Hours after filing a federal lawsuit against the law's "secret censorship orders," aimed at Internet and backbone providers, two civil liberties groups won a dramatic concession from the Pennsylvania attorney general, who agreed to cease using the orders until the case is heard in November. The lawsuit claims the orders--more than 300 have been sent out so far--violate the First Amendment, which broadly protects freedom of expression.
Although the law is only a Pennsylvania state statute, it has had the unusual result of cordoning off Web sites for the entire continent.
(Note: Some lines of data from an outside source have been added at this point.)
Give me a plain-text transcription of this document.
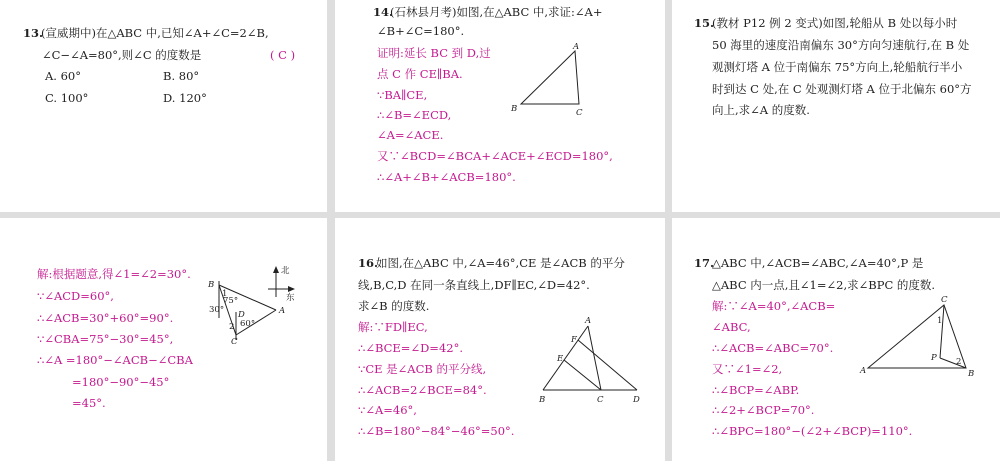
13.
(宣威期中)在△ABC 中,已知∠A+∠C=2∠B,
∠C−∠A=80°,则∠C 的度数是	( C )
A. 60°	B. 80°
C. 100°	D. 120°
14.
(石林县月考)如图,在△ABC 中,求证:∠A+
∠B+∠C=180°.
证明:延长 BC 到 D,过
点 C 作 CE∥BA.
∵BA∥CE,
∴∠B=∠ECD,
∠A=∠ACE.
又∵∠BCD=∠BCA+∠ACE+∠ECD=180°,
∴∠A+∠B+∠ACB=180°.
A
B	C
15.
(教材 P12 例 2 变式)如图,轮船从 B 处以每小时
50 海里的速度沿南偏东 30°方向匀速航行,在 B 处
观测灯塔 A 位于南偏东 75°方向上,轮船航行半小
时到达 C 处,在 C 处观测灯塔 A 位于北偏东 60°方
向上,求∠A 的度数.
解:根据题意,得∠1=∠2=30°.
∵∠ACD=60°,
∴∠ACB=30°+60°=90°.
∵∠CBA=75°−30°=45°,
∴∠A =180°−∠ACB−∠CBA
=180°−90°−45°
=45°.
北
东
B
A
C
D
1
2
75°
30°
60°
16.
如图,在△ABC 中,∠A=46°,CE 是∠ACB 的平分
线,B,C,D 在同一条直线上,DF∥EC,∠D=42°.
求∠B 的度数.
解:∵FD∥EC,
∴∠BCE=∠D=42°.
∵CE 是∠ACB 的平分线,
∴∠ACB=2∠BCE=84°.
∵∠A=46°,
∴∠B=180°−84°−46°=50°.
A
F
E
B	C	D
17.
△ABC 中,∠ACB=∠ABC,∠A=40°,P 是
△ABC 内一点,且∠1=∠2,求∠BPC 的度数.
解:∵∠A=40°,∠ACB=
∠ABC,
∴∠ACB=∠ABC=70°.
又∵∠1=∠2,
∴∠BCP=∠ABP.
∴∠2+∠BCP=70°.
∴∠BPC=180°−(∠2+∠BCP)=110°.
C
A	B
P
1
2
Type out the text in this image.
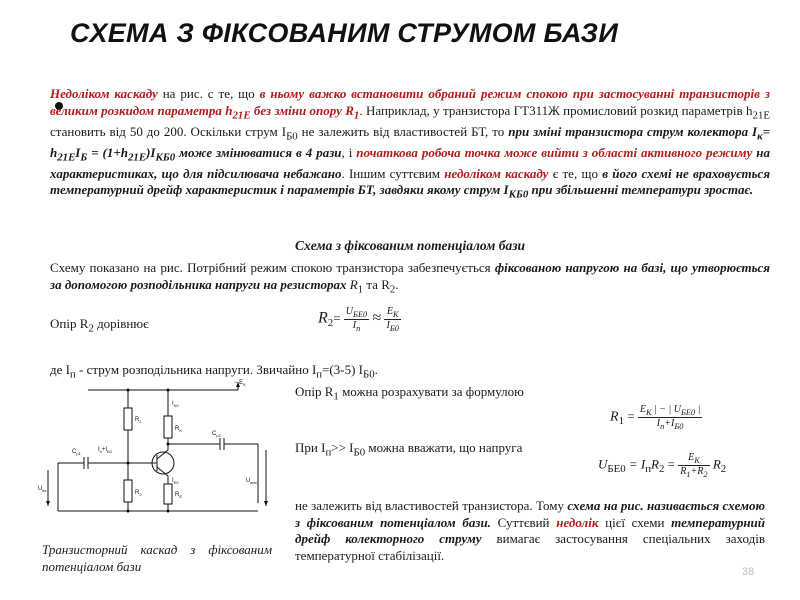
СХЕМА З ФІКСОВАНИМ СТРУМОМ БАЗИ
Недоліком каскаду на рис. с те, що в ньому важко встановити обраний режим спокою при застосуванні транзисторів з великим розкидом параметра $h_{21Е}$ без зміни опору $R_1$. Наприклад, у транзистора ГТ311Ж промисловий розкид параметрів $h_{21Е}$ становить від 50 до 200. Оскільки струм $I_{Б0}$ не залежить від властивостей БТ, то при зміні транзистора струм колектора $I_к= h_{21Е}I_Б = (1+h_{21Е})I_{КБ0}$ може змінюватися в 4 рази, і початкова робоча точка може вийти з області активного режиму на характеристиках, що для підсилювача небажано. Іншим суттєвим недоліком каскаду є те, що в його схемі не враховується температурний дрейф характеристик і параметрів БТ, завдяки якому струм $I_{КБ0}$ при збільшенні температури зростає.
Схема з фіксованим потенціалом бази
Схему показано на рис. Потрібний режим спокою транзистора забезпечується фіксованою напругою на базі, що утворюється за допомогою розподільника напруги на резисторах $R_1$ та $R_2$.
Опір $R_2$ дорівнює	$R_2= \frac{U_{БЕ0}}{I_п} \approx \frac{E_К}{I_{Б0}}$
де $I_п$ - струм розподільника напруги. Звичайно $I_п=(3-5)$ $I_{Б0}$.
Опір $R_1$ можна розрахувати за формулою
$R_1 = \frac{E_K | - | U_{БЕ0} |}{I_п+I_{Б0}}$
При $I_п>> I_{Б0}$ можна вважати, що напруга
$U_{БЕ0} = I_пR_2 = \frac{E_K}{R_1+R_2} R_2$
не залежить від властивостей транзистора. Тому схема на рис. називається схемою з фіксованим потенціалом бази. Суттєвий недолік цієї схеми температурний дрейф колекторного струму вимагає застосування спеціальних заходів температурної стабілізації.
− $E_K$
$R_1$
$I_{K0}$
$R_K$
$C_{p1}$
$C_{p2}$
$I_п+I_{Б0}$
$R_2$	$R_E$
$I_{E0}$
$U_{вх}$
$U_{вих}$
Транзисторний каскад з фіксованим потенціалом бази	38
When the law was used to force WorldCom (now known as MCI) to ban access to some sites with suspected child pornography, the company said it had to.
The Center for Democracy and Technology (CDT) spent a year in a stiff exchange of letters with Mike Fisher, the Pennsylvania attorney general, in an attempt to learn the contents of the secret list of off-limits sites. The CDT, along with American Civil Liberties Union, filed the lawsuit at 9:15 a.m. local time Tuesday. By 1:30 p.m., Fisher had volunteered to halt the practice.
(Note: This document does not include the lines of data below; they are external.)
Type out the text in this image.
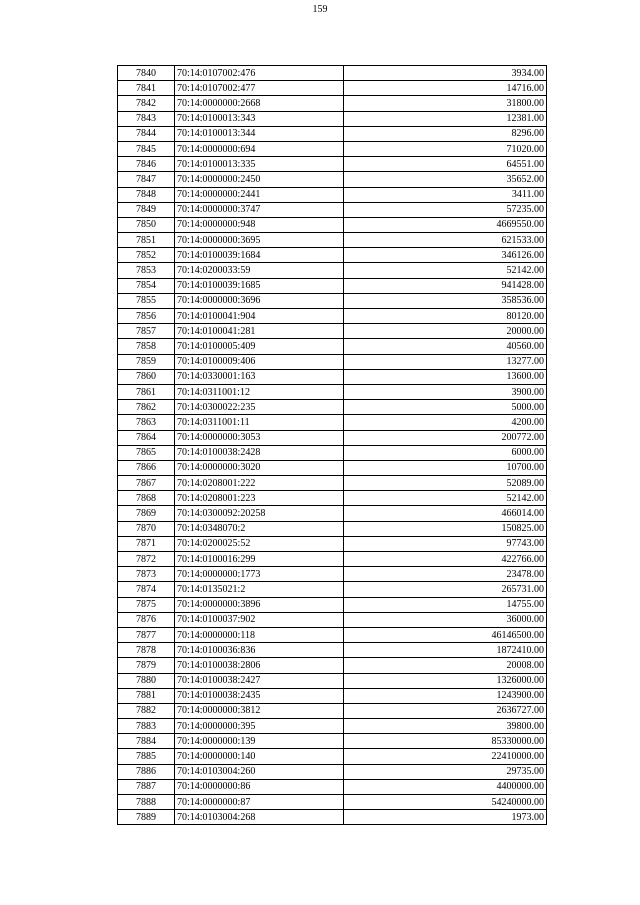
159
7840	70:14:0107002:476	3934.00
7841	70:14:0107002:477	14716.00
7842	70:14:0000000:2668	31800.00
7843	70:14:0100013:343	12381.00
7844	70:14:0100013:344	8296.00
7845	70:14:0000000:694	71020.00
7846	70:14:0100013:335	64551.00
7847	70:14:0000000:2450	35652.00
7848	70:14:0000000:2441	3411.00
7849	70:14:0000000:3747	57235.00
7850	70:14:0000000:948	4669550.00
7851	70:14:0000000:3695	621533.00
7852	70:14:0100039:1684	346126.00
7853	70:14:0200033:59	52142.00
7854	70:14:0100039:1685	941428.00
7855	70:14:0000000:3696	358536.00
7856	70:14:0100041:904	80120.00
7857	70:14:0100041:281	20000.00
7858	70:14:0100005:409	40560.00
7859	70:14:0100009:406	13277.00
7860	70:14:0330001:163	13600.00
7861	70:14:0311001:12	3900.00
7862	70:14:0300022:235	5000.00
7863	70:14:0311001:11	4200.00
7864	70:14:0000000:3053	200772.00
7865	70:14:0100038:2428	6000.00
7866	70:14:0000000:3020	10700.00
7867	70:14:0208001:222	52089.00
7868	70:14:0208001:223	52142.00
7869	70:14:0300092:20258	466014.00
7870	70:14:0348070:2	150825.00
7871	70:14:0200025:52	97743.00
7872	70:14:0100016:299	422766.00
7873	70:14:0000000:1773	23478.00
7874	70:14:0135021:2	265731.00
7875	70:14:0000000:3896	14755.00
7876	70:14:0100037:902	36000.00
7877	70:14:0000000:118	46146500.00
7878	70:14:0100036:836	1872410.00
7879	70:14:0100038:2806	20008.00
7880	70:14:0100038:2427	1326000.00
7881	70:14:0100038:2435	1243900.00
7882	70:14:0000000:3812	2636727.00
7883	70:14:0000000:395	39800.00
7884	70:14:0000000:139	85330000.00
7885	70:14:0000000:140	22410000.00
7886	70:14:0103004:260	29735.00
7887	70:14:0000000:86	4400000.00
7888	70:14:0000000:87	54240000.00
7889	70:14:0103004:268	1973.00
"We're very pleased with the results," said John Morris, an attorney at CDT. "We believe the attorney general's secret system of censorship orders is completely unsupportable. Frankly, we're surprised that the attorney general persisted until today in defending that system."
Fisher's office could not be immediately reached for comment. Sean Connolly, a spokesman for Fisher, said in an earlier interview with CNET News.com that the law "has been very successful" and has led to few complaints. "We've worked with Web hosting companies and (Internet service providers) to ensure that the illegal and offensive material is taken down--and not any legal sites that may share that space," Connolly said.
A preliminary injunction hearing before U.S. District Judge Jan DuBois has been scheduled for Nov. 21. DuBois held a brief hearing Tuesday, during which the state made the concession, which he is expected to formalize in a written order.
The ACLU and CDT lawsuit acknowledges that police action against child pornography is necessary, but it says the Pennsylvania state law goes too far in establishing an Internet censorship scheme and is therefore unconstitutional. In addition, the suit claims, Fisher has gone beyond what the statute allows by sending confidential orders to Internet companies that require them to ban access to certain sites--or else.
"Defendant Fisher has maintained his system of secret prior restraint orders through intimidation of ISPs," the complaint reads. "After one ISP, WorldCom, wrote to Defendant Fisher to suggest that Fisher should use the statutory procedures instead of the secret prior restraint orders, Defendant Fisher issued a press release accusing the ISP of refusing to block child pornography. Since the issuance of the press release attacking WorldCom, no ISP has refused to follow any of the secret prior restraint orders."
The Pennsylvania state law in question, which took effect last year, permits the attorney general to order ISPs to block access to the Internet Protocol address of sites that are suspected of featuring child pornography. No other state appears to have enacted such a sweeping law, and this is the first time it is being tested in court. The list of ISPs Pennsylvania targets includes EarthLink, Microsoft's MSN, Terra Lycos, Verizon Communications and Comcast.
A study,in February by Harvard University's Berkman Center, concluded that because modern Web standards permit thousands of domain names to share one Internet address, Pennsylvania's practice of blocking illegal sites tends to lead to innocuous ones that are being outlawed as well. It said the practice of Web sites sharing IP addresses is so commonplace that Yahoo hosts 74,000 Web sites at one address and Tucows, a Toronto-based registrar of Web domain names, uses one address for 68,000 domains.